I rarely watch a television set during a weekday, but last Tuesday I did, and the program was Will Mikell’s Across the Fence show on WCAX. The subject was a young farm couple, Jimmy and Sarah Ackermann, of Hardwick.
For a number of years Jimmy and Sarah, living in Cabot, yearned to own their own dairy farm. They finally found an elderly farmer in Hardwick who was willing to sell to them at a decent price. They set about to convert the traditional farm to organic, which requires a substantial multiyear investment to meet the organic qualifications.
Working dawn to dusk on the conversion and doubtless running up a significant debt burden, the Ackermanns qualified. For nine years they had a going organic farm, receiving premium prices for their milk. But then the handler who took their milk changed hands, and the new management told the Ackermanns that the pickup route would be reduced. This was a moment of crisis.

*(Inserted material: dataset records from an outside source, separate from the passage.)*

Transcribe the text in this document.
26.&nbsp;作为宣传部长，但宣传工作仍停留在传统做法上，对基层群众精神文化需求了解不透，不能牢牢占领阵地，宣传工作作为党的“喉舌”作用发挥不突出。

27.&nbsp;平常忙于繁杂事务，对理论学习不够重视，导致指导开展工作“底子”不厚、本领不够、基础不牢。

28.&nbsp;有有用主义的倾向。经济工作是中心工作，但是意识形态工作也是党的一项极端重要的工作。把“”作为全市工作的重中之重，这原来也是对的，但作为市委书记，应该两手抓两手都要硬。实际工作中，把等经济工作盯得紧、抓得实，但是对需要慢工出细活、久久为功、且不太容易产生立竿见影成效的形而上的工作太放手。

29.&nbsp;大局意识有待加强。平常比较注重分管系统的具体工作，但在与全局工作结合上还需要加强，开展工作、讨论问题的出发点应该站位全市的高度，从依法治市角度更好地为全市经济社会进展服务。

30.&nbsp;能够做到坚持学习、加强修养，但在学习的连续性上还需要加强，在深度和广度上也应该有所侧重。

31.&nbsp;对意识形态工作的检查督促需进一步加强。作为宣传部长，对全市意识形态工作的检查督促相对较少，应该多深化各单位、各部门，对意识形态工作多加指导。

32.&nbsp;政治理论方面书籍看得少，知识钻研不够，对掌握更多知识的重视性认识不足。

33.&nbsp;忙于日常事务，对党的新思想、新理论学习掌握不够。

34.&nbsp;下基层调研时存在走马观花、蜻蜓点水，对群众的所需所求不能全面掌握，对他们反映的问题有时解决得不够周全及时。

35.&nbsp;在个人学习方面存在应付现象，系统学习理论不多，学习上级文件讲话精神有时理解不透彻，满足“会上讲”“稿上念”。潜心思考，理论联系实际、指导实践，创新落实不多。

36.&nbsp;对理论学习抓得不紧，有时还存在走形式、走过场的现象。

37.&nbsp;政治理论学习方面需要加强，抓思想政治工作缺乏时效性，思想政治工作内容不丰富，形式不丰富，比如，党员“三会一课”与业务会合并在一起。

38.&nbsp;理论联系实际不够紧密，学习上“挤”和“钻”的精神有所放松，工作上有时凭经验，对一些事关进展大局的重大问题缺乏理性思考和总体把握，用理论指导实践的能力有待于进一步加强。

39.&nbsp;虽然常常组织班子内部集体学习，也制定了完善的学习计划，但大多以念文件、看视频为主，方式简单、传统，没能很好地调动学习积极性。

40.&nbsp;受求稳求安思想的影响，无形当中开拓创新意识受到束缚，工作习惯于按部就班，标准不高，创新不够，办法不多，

The Ackermanns struggled with the idea of abandoning organic, But they decided they owed it to themselves, and their bovine family, to find a way to make a go of it. Happily, Stonyfield agreed to market their organic milk and the crisis passed.
Last week the Ackermann farm was named Vermont Farm of the Year. That’s a very fitting tribute to their hard work and courage, and to the generations of Vermont farmers like them who built Vermont’s dairy industry.